Louis de Mieulle – Defense Mechanisms
Louis de Mieulle
Autoproduction
Louis de Mieulle n’est pas totalement inconnu du lectorat de Clair & Obscur puisque le jeune bassiste et compositeur français est l’un des membres de l’émérite Casimir Liberski Trio, une formation jazz éclectique et avant-gardiste, dont l’unique album « The Caveless Wolf » compte parmi nos grands coups de cœur de ces derniers mois. A l’image de son complice pianiste originaire de Belgique, Louis est à la fois un virtuose confirmé et un insatiable créatif, avec un parcours finalement assez proche qui débute par un apprentissage précoce de l’art musical. A l’âge de 7 ans, le petit Louis manipule déjà l’imposant violoncelle, et son cursus le conduira au Conservatoire National de Paris (formation classique) puis à l’American School (jazz), avant de traverser l’Atlantique pour s’en aller poursuivre avec succès ses études musicales au Berklee College of Music de Boston. C’est là-bas qu’il rencontre un autre lauréat, le pianiste Casimir Liberski, point de départ d’une longue et fructueuse collaboration artistique, sans oublier sa contribution à divers projets plus où moins liées au jazz (citons par exemple le collectif Soul’D Out basé à Harlem, avec son style explosif combinant la soul, la funk et le gospel). En France, Louis de Mieulle forme Soundchaser, un groupe de jazz pointu au son spatial et groovy, et participe par ailleurs à divers projets plus « mainstream » dans les milieux rock et hip-hop, parmi lesquels une collaboration avec Lulu Gainsbourg (le fils du grand Serge donc), que Louis accompagnera à la guitare basse sur sa tournée 2011.

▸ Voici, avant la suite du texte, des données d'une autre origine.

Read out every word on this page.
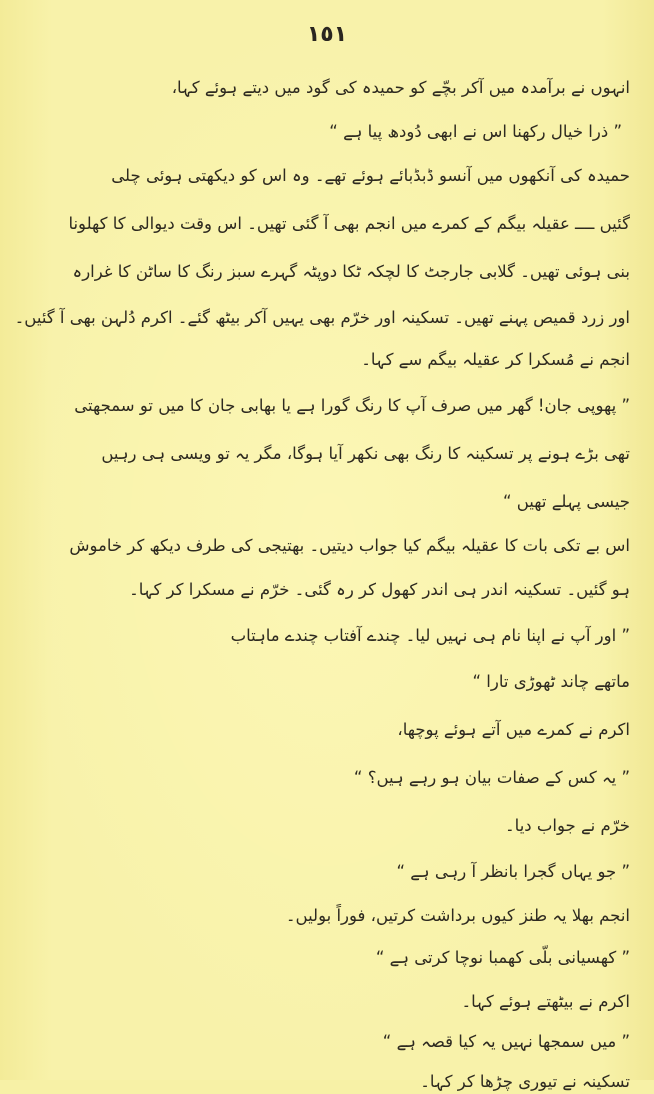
١٥١
انہوں نے برآمدہ میں آکر بچّے کو حمیدہ کی گود میں دیتے ہوئے کہا،
” ذرا خیال رکھنا اس نے ابھی دُودھ پیا ہے “
حمیدہ کی آنکھوں میں آنسو ڈبڈبائے ہوئے تھے۔ وہ اس کو دیکھتی ہوئی چلی
گئیں ــــ عقیلہ بیگم کے کمرے میں انجم بھی آ گئی تھیں۔ اس وقت دیوالی کا کھلونا
بنی ہوئی تھیں۔ گلابی جارجٹ کا لچکہ ٹکا دوپٹہ گہرے سبز رنگ کا ساٹن کا غرارہ
اور زرد قمیص پہنے تھیں۔ تسکینہ اور خرّم بھی یہیں آکر بیٹھ گئے۔ اکرم دُلہن بھی آ گئیں۔
انجم نے مُسکرا کر عقیلہ بیگم سے کہا۔
” پھوپی جان! گھر میں صرف آپ کا رنگ گورا ہے یا بھابی جان کا میں تو سمجھتی
تھی بڑے ہونے پر تسکینہ کا رنگ بھی نکھر آیا ہوگا، مگر یہ تو ویسی ہی رہیں
جیسی پہلے تھیں “
اس بے تکی بات کا عقیلہ بیگم کیا جواب دیتیں۔ بھتیجی کی طرف دیکھ کر خاموش
ہو گئیں۔ تسکینہ اندر ہی اندر کھول کر رہ گئی۔ خرّم نے مسکرا کر کہا۔
” اور آپ نے اپنا نام ہی نہیں لیا۔ چندے آفتاب چندے ماہتاب
ماتھے چاند ٹھوڑی تارا “
اکرم نے کمرے میں آتے ہوئے پوچھا،
” یہ کس کے صفات بیان ہو رہے ہیں؟ “
خرّم نے جواب دیا۔
” جو یہاں گجرا بانظر آ رہی ہے “
انجم بھلا یہ طنز کیوں برداشت کرتیں، فوراً بولیں۔
” کھسیانی بلّی کھمبا نوچا کرتی ہے “
اکرم نے بیٹھتے ہوئے کہا۔
” میں سمجھا نہیں یہ کیا قصہ ہے “
تسکینہ نے تیوری چڑھا کر کہا۔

La même année, le musicien enregistre « Defense Mechanisms » à Williamsburg (quartier de New-York pour les connaisseurs), son premier album « solo » qui fait appel aux contributions de l’américain Matt Garstka derrière les fûts et de Casimir Liberski au piano et claviers, également portés au crédit de nôtre (décidément !) très doué bassiste multi-instrumentiste. Si l’esthétique instrumentale est ici globalement plus homogène et plus « électrique » que sur « The Caveless Wolf », réalisé l’année suivante avec un line-up quasi-identique, chacune des 9 compositions inclues dans l’album affiche une forte personnalité, avec un caractère unique et une structure propre. Le style général est incroyablement varié, assez indescriptible et riche de nombreuses influences parfaitement digérées, qui feront le bonheur des mélomanes curieux et exigeants. « Defense Mechanisms » sonne comme un mélange détonnant et alambiqué de jazz moderne résolument avant-gardiste et d’effluves jazz-rock-fusion des années 70, avec ces mêmes couleurs délicieusement « vintage », parfois proches de la fameuse école dite « de Canterbury » (Hatfield And The North, National Health, Gilgamesh, etc).
Dans ce maelstrom de rythmes (pour ne pas dire « polyrythmies », avec en point d’orgue le trippant et mystérieux « Soundfrieze », jubilatoire à souhait !), de notes et de climats changeants, il y a aussi un petit quelque-chose emprunté à la vaste et étrange généalogie du « rock in opposition ». En témoignent par exemple « Electric Cell Mutations » ou encore « Portrait De Famille », dont les passages dissonants évoquent aussi bien les expériences d’un King Cimson en mode exploratoire que les folles digressions des Sotos, Present ou Deus Ex machina, en plus typiquement « jazz » toutefois. Mais attention aux références : loin de moi en effet l’idée d’assimile l’album à une œuvre de rock prog, même si le caractère « progressif » de cette musique particulièrement sophistiquée et en constante mouvance (mention spéciale au fleuve et labyrinthique « The Taste Of Filth »), est tout à fait indéniable.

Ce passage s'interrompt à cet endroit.